Blogmaster

If you wish to communicate with me about steam train jigsaws and/or related railway art, or to respond to requests for answers to my queries, please email David, at : platt.precology@gmail.com

Friday, 4 March 2011

Freight/Goods Trains


They were called goods trains in my day but most people call them freight trains today. Whatever you call them, today's post, 4th March 2011, features photographs of jigsaw puzzles showing such trains. For some reason that I don't understand, freight trains are not widely covered by jigsaw manufacturers, passenger examples outnumbering them by a huge margin. I have chosen two pictures from my collection to illustrate the post title.

Pic number one shows a 500-piece puzzle from Moat House Products. In the pic one of Charles Collett's 4-6-0 workhorses, No.5904 Kelham Hall, coupled to a large eight-wheeled tender, is heading freight vans under a bridge on Rattery Bank.
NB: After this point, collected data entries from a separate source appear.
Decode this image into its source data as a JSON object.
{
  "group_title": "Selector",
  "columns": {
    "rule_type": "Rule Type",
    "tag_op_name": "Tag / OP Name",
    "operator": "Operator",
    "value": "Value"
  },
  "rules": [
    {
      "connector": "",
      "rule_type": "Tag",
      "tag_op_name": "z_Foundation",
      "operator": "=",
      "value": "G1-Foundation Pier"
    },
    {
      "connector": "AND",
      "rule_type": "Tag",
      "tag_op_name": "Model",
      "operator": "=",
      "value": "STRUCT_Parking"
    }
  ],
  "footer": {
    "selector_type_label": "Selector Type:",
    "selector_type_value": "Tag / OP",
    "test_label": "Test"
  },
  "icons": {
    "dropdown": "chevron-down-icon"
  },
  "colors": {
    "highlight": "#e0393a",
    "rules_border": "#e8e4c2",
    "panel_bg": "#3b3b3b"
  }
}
The 'Hall' class of mixed traffic locomotives came into service on the Great Western Railway in 1924 and over 250, including modified versions, were built.  David M. West produced the original artwork for the jigsaw, which is one of a series of six.


The second pic shows a 500-piece wooden puzzle from Wentworth. Barry Freeman's original painting of The Haymarket Wanderer has reproduced superbly as a jigsaw. The puzzle is available in several different sizes from Wentworth and depicts a Arthur H. Peppercorn 'A1' class 'Pacific', No.60160 North British, in BR blue livery, heading a long goods train of mixed wagons and vans. The setting is Welwyn North Station, a rather odd place to see a locomotive from Haymarket shed in Edinburgh; hence the title of the painting.